The Department of Financial Services (hereinafter DFS) requested that the Civil Service Commission (hereinafter the Commission) create five new Special Assistant positions and have them placed in the exempt jurisdictional class. Petitioner opposed the requested classification. After considering DFS's and petitioner's views on the matter, the Commission ultimately adopted a rule approving the placement of the requested positions in the exempt jurisdictional class. Petitioner thereafter commenced this CPLR article 78 proceeding seeking to annul the Commission's determination. Supreme Court dismissed the petition, prompting this appeal by petitioner. We affirm.

"[A]ppointments and promotions within the civil service system must be merit-based and, when practicable, determined by competitive examination" (Matter of Wood v Irving, 85 NY2d 238, 243 [1995] [internal quotation marks and citation omitted]; see Matter of Kirmayer v State of N.Y. Civ. Serv. Commn., 42 AD3d 848, 849 [2007], appeal dismissed 9 NY3d 955 [2007]). A position for "which competitive or non-competitive examination may be found to be not practicable" shall be designated as exempt (Civil Service Law § 41 [1] [e]). "The criteria necessary . . . to permit exempt classifications[] are the confidential nature of the position, the performance of duties which require the exercise of authority or discretion at a high level[] or the need for the appointee to have some expertise or personal qualities which cannot be measured by a competitive examination" (Matter of Burke v Axelrod, 90 AD2d 577, 578 [1982]; cf. Matter of Spence v New York State Dept. of Civ. Serv., 156 AD3d 987, 988 [2017], lv denied 31 NY3d 905 [2018]). Our review of the Commission's determination is limited to whether it was wholly arbitrary or without a rational basis (see Cove v Sise, 71 NY2d 910, 912 [1988]; Matter of Dillon v Nassau County Civ. Serv. Commn., 43 NY2d 574, 580 [1978]).

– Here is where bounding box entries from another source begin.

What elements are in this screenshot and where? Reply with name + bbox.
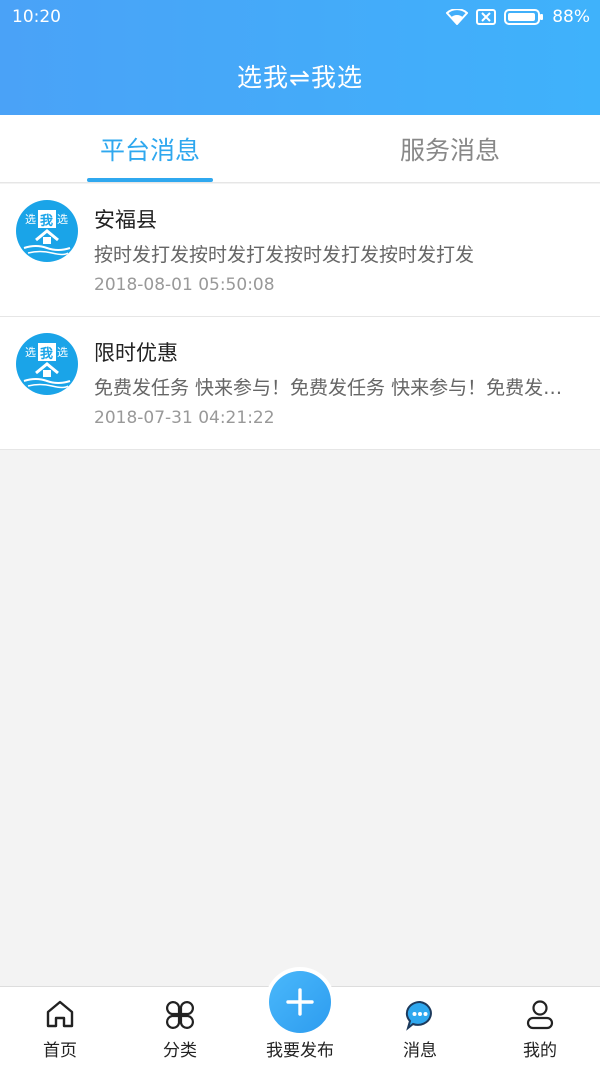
message-list: 选 我 选 安福县 按时发打发按时发打发按时发打发按时发打发 2018-08-0… [0,184,600,450]
svg-text:选: 选 [25,346,36,359]
message-icon [404,999,436,1036]
nav-profile-label: 我的 [523,1041,557,1061]
page-title: 选我⇌我选 [237,63,363,92]
list-item[interactable]: 选 我 选 安福县 按时发打发按时发打发按时发打发按时发打发 2018-08-0… [0,184,600,317]
app-header: 10:20 88% 选我⇌我选 [0,0,600,115]
nav-messages[interactable]: 消息 [360,987,480,1067]
nav-publish-label: 我要发布 [266,1041,334,1061]
nav-home-label: 首页 [43,1041,77,1061]
tab-platform-messages[interactable]: 平台消息 [0,115,300,182]
wifi-icon [446,9,469,25]
nav-publish[interactable]: 我要发布 [240,971,360,1067]
svg-text:我: 我 [40,346,53,362]
battery-percent: 88% [552,7,590,27]
nav-messages-label: 消息 [403,1041,437,1061]
nav-profile[interactable]: 我的 [480,987,600,1067]
home-icon [44,999,76,1034]
svg-text:选: 选 [57,213,68,226]
plus-icon [286,988,314,1016]
user-icon [524,999,556,1036]
battery-icon [504,8,544,26]
message-tabs: 平台消息 服务消息 [0,115,600,183]
sim-off-icon [476,9,497,25]
list-item[interactable]: 选 我 选 限时优惠 免费发任务 快来参与！免费发任务 快来参与！免费发任务 快… [0,317,600,450]
message-timestamp: 2018-07-31 04:21:22 [94,408,275,428]
svg-text:我: 我 [40,213,53,229]
status-bar: 10:20 88% [0,0,600,34]
svg-text:选: 选 [25,213,36,226]
message-preview: 免费发任务 快来参与！免费发任务 快来参与！免费发任务 快来参与！ [94,377,564,399]
status-time: 10:20 [12,7,61,27]
nav-category[interactable]: 分类 [120,987,240,1067]
message-title: 限时优惠 [94,341,178,365]
message-timestamp: 2018-08-01 05:50:08 [94,275,275,295]
bottom-navigation: 首页 分类 我要发布 消息 我的 [0,971,600,1067]
avatar: 选 我 选 [16,200,78,262]
avatar: 选 我 选 [16,333,78,395]
nav-home[interactable]: 首页 [0,987,120,1067]
message-preview: 按时发打发按时发打发按时发打发按时发打发 [94,244,475,266]
category-icon [164,999,196,1036]
publish-button[interactable] [269,971,331,1033]
nav-category-label: 分类 [163,1041,197,1061]
svg-text:选: 选 [57,346,68,359]
message-title: 安福县 [94,208,157,232]
tab-service-messages[interactable]: 服务消息 [300,115,600,182]
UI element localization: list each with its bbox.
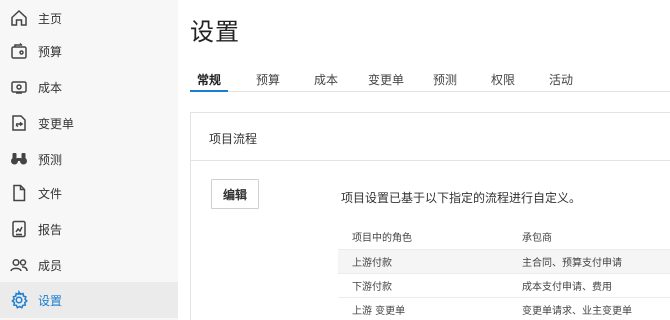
change-order-icon	[8, 112, 30, 134]
sidebar-item-label: 预测	[38, 152, 63, 167]
sidebar: 主页 预算 成本 变更单 预测 文件 报告 成员 设置	[0, 0, 178, 320]
table-cell: 变更单请求、业主变更单	[522, 297, 670, 320]
sidebar-item-change-order[interactable]: 变更单	[0, 105, 178, 141]
file-icon	[8, 182, 30, 204]
panel-title: 项目流程	[209, 132, 258, 146]
main-content: 设置 常规 预算 成本 变更单 预测 权限 活动 项目流程 编辑 项目设置已基于…	[178, 0, 670, 320]
column-header: 承包商	[522, 225, 670, 250]
sidebar-item-home[interactable]: 主页	[0, 0, 178, 36]
members-icon	[8, 254, 30, 276]
panel-header: 项目流程	[191, 113, 670, 161]
tab-bar: 常规 预算 成本 变更单 预测 权限 活动	[190, 66, 670, 92]
table-cell: 成本支付申请、费用	[522, 273, 670, 298]
sidebar-item-label: 变更单	[38, 116, 75, 131]
column-header: 项目中的角色	[338, 225, 522, 250]
sidebar-item-budget[interactable]: 预算	[0, 33, 178, 69]
page-title: 设置	[190, 18, 240, 46]
tab-permissions[interactable]: 权限	[491, 66, 515, 92]
tab-change-order[interactable]: 变更单	[368, 66, 404, 92]
sidebar-item-label: 主页	[38, 11, 63, 26]
sidebar-item-label: 报告	[38, 222, 63, 237]
edit-button[interactable]: 编辑	[211, 179, 259, 209]
table-cell: 上游 变更单	[338, 297, 522, 320]
sidebar-item-file[interactable]: 文件	[0, 175, 178, 211]
tab-cost[interactable]: 成本	[314, 66, 338, 92]
report-icon	[8, 218, 30, 240]
sidebar-item-label: 成员	[38, 258, 63, 273]
table-cell: 主合同、预算支付申请	[522, 249, 670, 274]
tab-general[interactable]: 常规	[190, 66, 228, 92]
table-row: 上游付款 主合同、预算支付申请	[338, 249, 670, 274]
table-cell: 上游付款	[338, 249, 522, 274]
table-header-row: 项目中的角色 承包商	[338, 225, 670, 250]
sidebar-item-cost[interactable]: 成本	[0, 69, 178, 105]
tab-budget[interactable]: 预算	[256, 66, 280, 92]
role-table: 项目中的角色 承包商 上游付款 主合同、预算支付申请 下游付款 成本支付申请、费…	[338, 225, 670, 320]
cost-icon	[8, 76, 30, 98]
sidebar-item-label: 成本	[38, 80, 63, 95]
sidebar-item-label: 文件	[38, 186, 63, 201]
sidebar-item-label: 预算	[38, 44, 63, 59]
sidebar-item-label: 设置	[38, 293, 63, 308]
table-cell: 下游付款	[338, 273, 522, 298]
tab-forecast[interactable]: 预测	[433, 66, 457, 92]
sidebar-item-members[interactable]: 成员	[0, 247, 178, 283]
budget-icon	[8, 40, 30, 62]
tab-activity[interactable]: 活动	[549, 66, 573, 92]
sidebar-item-report[interactable]: 报告	[0, 211, 178, 247]
sidebar-item-forecast[interactable]: 预测	[0, 141, 178, 177]
workflow-description: 项目设置已基于以下指定的流程进行自定义。	[341, 191, 582, 205]
project-workflow-panel: 项目流程 编辑 项目设置已基于以下指定的流程进行自定义。 项目中的角色 承包商 …	[190, 112, 670, 320]
sidebar-item-settings[interactable]: 设置	[0, 282, 178, 318]
gear-icon	[8, 289, 30, 311]
table-row: 上游 变更单 变更单请求、业主变更单	[338, 297, 670, 320]
binoculars-icon	[8, 148, 30, 170]
table-row: 下游付款 成本支付申请、费用	[338, 273, 670, 298]
home-icon	[8, 7, 30, 29]
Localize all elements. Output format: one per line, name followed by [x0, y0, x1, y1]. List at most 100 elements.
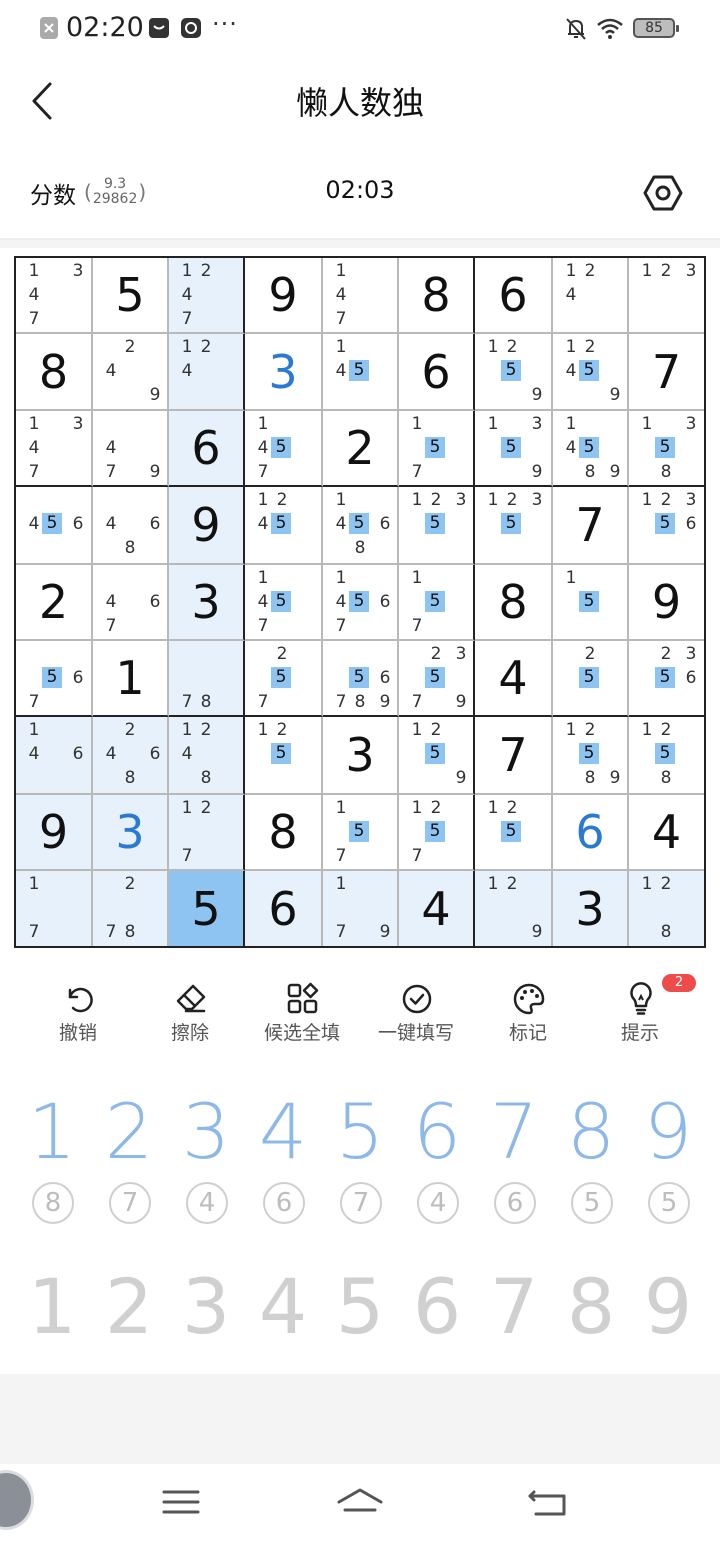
- sudoku-cell[interactable]: 12459: [553, 334, 629, 411]
- sudoku-cell[interactable]: 1258: [629, 717, 704, 795]
- sudoku-cell[interactable]: 157: [399, 565, 475, 641]
- sudoku-cell[interactable]: 1235: [475, 487, 553, 565]
- sudoku-cell[interactable]: 7: [553, 487, 629, 565]
- sudoku-cell[interactable]: 25: [553, 641, 629, 717]
- sudoku-cell[interactable]: 24 9: [93, 334, 169, 411]
- sudoku-cell[interactable]: 1: [93, 641, 169, 717]
- sudoku-cell[interactable]: 125: [475, 795, 553, 871]
- mark-button[interactable]: 标记: [472, 972, 584, 1050]
- sudoku-cell[interactable]: 12356: [629, 487, 704, 565]
- sudoku-cell[interactable]: 24 68: [93, 717, 169, 795]
- sudoku-cell[interactable]: 124: [169, 334, 245, 411]
- sudoku-cell[interactable]: 7: [629, 334, 704, 411]
- sudoku-cell[interactable]: 125: [245, 717, 323, 795]
- sudoku-cell[interactable]: 1235: [399, 487, 475, 565]
- sudoku-cell[interactable]: 1 4 7: [323, 258, 399, 334]
- sudoku-cell[interactable]: 6: [169, 411, 245, 487]
- sudoku-cell[interactable]: 1245: [245, 487, 323, 565]
- sudoku-cell[interactable]: 3: [245, 334, 323, 411]
- sudoku-cell[interactable]: 8: [475, 565, 553, 641]
- sudoku-cell[interactable]: 1 4 6: [16, 717, 93, 795]
- sudoku-cell[interactable]: 4: [399, 871, 475, 946]
- candidate-key-1[interactable]: 1: [14, 1262, 90, 1352]
- sudoku-cell[interactable]: 1 3 4 7: [16, 411, 93, 487]
- sudoku-cell[interactable]: 9: [629, 565, 704, 641]
- fill-candidates-button[interactable]: 候选全填: [246, 972, 358, 1050]
- sudoku-cell[interactable]: 2356: [629, 641, 704, 717]
- sudoku-cell[interactable]: 2: [323, 411, 399, 487]
- sudoku-cell[interactable]: 4 6 7: [93, 565, 169, 641]
- sudoku-cell[interactable]: 6: [553, 795, 629, 871]
- number-key-1[interactable]: 18: [14, 1088, 90, 1238]
- sudoku-cell[interactable]: 3: [323, 717, 399, 795]
- sudoku-cell[interactable]: 4 68: [93, 487, 169, 565]
- sudoku-cell[interactable]: 12589: [553, 717, 629, 795]
- sudoku-cell[interactable]: 145: [323, 334, 399, 411]
- sudoku-cell[interactable]: 17: [16, 871, 93, 946]
- sudoku-cell[interactable]: 4 7 9: [93, 411, 169, 487]
- sudoku-cell[interactable]: 1 7 9: [323, 871, 399, 946]
- sudoku-cell[interactable]: 128: [629, 871, 704, 946]
- sudoku-cell[interactable]: 157: [323, 795, 399, 871]
- sudoku-cell[interactable]: 9: [245, 258, 323, 334]
- sudoku-cell[interactable]: 8: [399, 258, 475, 334]
- sudoku-cell[interactable]: 123: [629, 258, 704, 334]
- sudoku-cell[interactable]: 1 359: [475, 411, 553, 487]
- sudoku-cell[interactable]: 6: [245, 871, 323, 946]
- sudoku-cell[interactable]: 1247: [169, 258, 245, 334]
- sudoku-cell[interactable]: 1248: [169, 717, 245, 795]
- menu-nav-button[interactable]: [156, 1482, 206, 1522]
- sudoku-cell[interactable]: 124: [553, 258, 629, 334]
- number-key-5[interactable]: 57: [322, 1088, 398, 1238]
- sudoku-cell[interactable]: 1257: [399, 795, 475, 871]
- sudoku-cell[interactable]: 8: [245, 795, 323, 871]
- sudoku-cell[interactable]: 56789: [323, 641, 399, 717]
- sudoku-cell[interactable]: 9: [169, 487, 245, 565]
- sudoku-cell[interactable]: 7: [475, 717, 553, 795]
- sudoku-cell[interactable]: 157: [399, 411, 475, 487]
- number-key-6[interactable]: 64: [399, 1088, 475, 1238]
- home-nav-button[interactable]: [335, 1482, 385, 1522]
- sudoku-cell[interactable]: 1259: [399, 717, 475, 795]
- sudoku-cell[interactable]: 14589: [553, 411, 629, 487]
- sudoku-cell[interactable]: 3: [553, 871, 629, 946]
- number-key-3[interactable]: 34: [168, 1088, 244, 1238]
- number-key-2[interactable]: 27: [91, 1088, 167, 1238]
- sudoku-cell[interactable]: 14568: [323, 487, 399, 565]
- candidate-key-2[interactable]: 2: [91, 1262, 167, 1352]
- candidate-key-6[interactable]: 6: [399, 1262, 475, 1352]
- sudoku-cell[interactable]: 2: [16, 565, 93, 641]
- sudoku-cell[interactable]: 5: [169, 871, 245, 946]
- sudoku-cell[interactable]: 14567: [323, 565, 399, 641]
- settings-button[interactable]: [642, 172, 684, 214]
- sudoku-cell[interactable]: 3: [169, 565, 245, 641]
- sudoku-cell[interactable]: 1457: [245, 411, 323, 487]
- candidate-key-3[interactable]: 3: [168, 1262, 244, 1352]
- sudoku-cell[interactable]: 129: [475, 871, 553, 946]
- number-key-9[interactable]: 95: [630, 1088, 706, 1238]
- sudoku-cell[interactable]: 6: [475, 258, 553, 334]
- sudoku-cell[interactable]: 1259: [475, 334, 553, 411]
- auto-fill-button[interactable]: 一键填写: [360, 972, 472, 1050]
- sudoku-cell[interactable]: 127: [169, 795, 245, 871]
- sudoku-cell[interactable]: 2 57: [245, 641, 323, 717]
- sudoku-cell[interactable]: 1 3 4 7: [16, 258, 93, 334]
- sudoku-cell[interactable]: 1457: [245, 565, 323, 641]
- sudoku-cell[interactable]: 2357 9: [399, 641, 475, 717]
- sudoku-cell[interactable]: 4: [629, 795, 704, 871]
- number-key-8[interactable]: 85: [553, 1088, 629, 1238]
- number-key-7[interactable]: 76: [476, 1088, 552, 1238]
- sudoku-cell[interactable]: 1 35 8: [629, 411, 704, 487]
- sudoku-cell[interactable]: 456: [16, 487, 93, 565]
- back-nav-button[interactable]: [524, 1482, 574, 1522]
- sudoku-cell[interactable]: 3: [93, 795, 169, 871]
- sudoku-cell[interactable]: 56 7: [16, 641, 93, 717]
- candidate-key-9[interactable]: 9: [630, 1262, 706, 1352]
- sudoku-cell[interactable]: 9: [16, 795, 93, 871]
- sudoku-cell[interactable]: 15: [553, 565, 629, 641]
- number-key-4[interactable]: 46: [245, 1088, 321, 1238]
- sudoku-cell[interactable]: 6: [399, 334, 475, 411]
- sudoku-cell[interactable]: 278: [93, 871, 169, 946]
- erase-button[interactable]: 擦除: [134, 972, 246, 1050]
- sudoku-cell[interactable]: 8: [16, 334, 93, 411]
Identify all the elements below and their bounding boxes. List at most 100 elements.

The record discloses that DFS requested the exempt classification based, in part, upon the sensitive and confidential nature of the Special Assistant position and the ability of Special Assistants to influence policy. In that regard, Special Assistants were required to have a confidential relationship with DFS's superintendent and the full trust of the superintendent. Their duties included, among other things, advising on issues relating to the regulation of financial markets, investigating violations of financial laws or regulations — sometimes while undercover — and commenting on relevant legislation. Special Assistants also reported directly to the superintendent's chief of staff, who, in turn, reported [*2]directly to the superintendent. The Commission considered this evidence, as well as a DFS summary memorandum explaining the basis for the request. In view of the confidential character and the high-level responsibilities and duties of the Special Assistant, we cannot say that the Commission's determination was arbitrary or without any rational basis (see Matter of Burke v Axelrod, 90 AD2d at 578; Matter of Di Natale v Marrero, 77 AD2d 761, 762 [1980]). As such, Supreme Court correctly dismissed the petition.

Egan Jr., J.P., Mulvey, Pritzker and Colangelo, JJ., concur.

ORDERED that the judgment is affirmed, without costs.